A Comissão deverá apresentar, no próximo dia 20 de janeiro, a proposta de um regulamento relativo às redes digitais. A proposta deve ser acompanhada da revisão do Código Europeu das Comunicações Eletrónicas e de atos jurídicos conexos e constitui, na ótica da Comissão, uma oportunidade para simplificar e harmonizar o quadro jurídico, com vista a reforçar a competitividade e promover um mercado único mais integrado.
As redes digitais da UE continuam a estar fragmentadas pelas fronteiras nacionais, impedindo os utilizadores finais e os operadores da UE de tirar pleno partido do seu potencial.
Em especial, persistem obstáculos em matéria de funcionamento transfronteiriço e expansão, que dificultam a implantação de redes de capacidade muito elevada e a transição tecnológica para redes e serviços baseados na computação em nuvem.

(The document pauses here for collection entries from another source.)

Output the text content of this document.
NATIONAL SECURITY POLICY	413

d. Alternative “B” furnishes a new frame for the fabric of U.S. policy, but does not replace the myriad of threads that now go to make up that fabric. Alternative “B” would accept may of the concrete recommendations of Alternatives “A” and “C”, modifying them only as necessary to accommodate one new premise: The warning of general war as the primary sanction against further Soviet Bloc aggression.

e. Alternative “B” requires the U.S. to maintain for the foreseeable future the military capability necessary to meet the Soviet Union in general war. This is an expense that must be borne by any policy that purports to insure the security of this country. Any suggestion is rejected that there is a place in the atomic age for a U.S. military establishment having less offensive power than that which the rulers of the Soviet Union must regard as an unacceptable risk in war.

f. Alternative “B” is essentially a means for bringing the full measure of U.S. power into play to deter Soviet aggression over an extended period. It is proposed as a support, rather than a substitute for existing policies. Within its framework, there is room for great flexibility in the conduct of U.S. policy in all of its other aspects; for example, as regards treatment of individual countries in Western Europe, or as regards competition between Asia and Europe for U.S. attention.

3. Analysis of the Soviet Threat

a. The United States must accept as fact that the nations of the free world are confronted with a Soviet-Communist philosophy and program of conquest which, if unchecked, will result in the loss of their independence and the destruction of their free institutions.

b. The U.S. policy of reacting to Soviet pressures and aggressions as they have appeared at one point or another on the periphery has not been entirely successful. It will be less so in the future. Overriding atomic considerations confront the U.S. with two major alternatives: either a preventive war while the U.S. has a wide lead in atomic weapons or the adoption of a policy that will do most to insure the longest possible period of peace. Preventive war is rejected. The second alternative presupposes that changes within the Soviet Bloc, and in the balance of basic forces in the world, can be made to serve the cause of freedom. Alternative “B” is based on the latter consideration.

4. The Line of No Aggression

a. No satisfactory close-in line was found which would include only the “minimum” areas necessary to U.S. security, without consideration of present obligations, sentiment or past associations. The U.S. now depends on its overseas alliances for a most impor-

Duas causas profundas da fragmentação em mercados nacionais são:
- i) o facto de as condições associadas à autorização geral variarem consoante os Estados-Membros; e
- ii) o facto de os procedimentos e as condições de atribuição de espetro apenas serem coordenados por um processo voluntário e não documentado de avaliação pelos pares e de os investimentos nem sempre serem suficientemente encorajados através de condições de atribuição.
Além disso, o aumento da procura de acesso ao mercado de satélites da UE, juntamente com um procedimento de autorização fragmentado e não harmonizado, pode conduzir a discriminações entre operadores, a busca do foro mais vantajoso e a obstáculos ao desenvolvimento de serviços transfronteiriços por satélite, resultando na perda de benefícios em termos de reforço da resiliência da rede, cobertura e prestação de serviços que permitem salvar vidas.
A Comissão prevê que esta iniciativa tenha impacto económico, na medida em que a inovação e investimento em redes e serviços digitais avançados deverão reforçar a competitividade do setor e da economia em geral, bem como a segurança económica e a resiliência. Especificamente, o impacto das medidas de incentivo às operações e à prestação de serviços transfronteiriços será avaliado em consonância com os objetivos do mercado único. As regras simplificadas devem, em especial, permitir que as PME contribuam para este ecossistema.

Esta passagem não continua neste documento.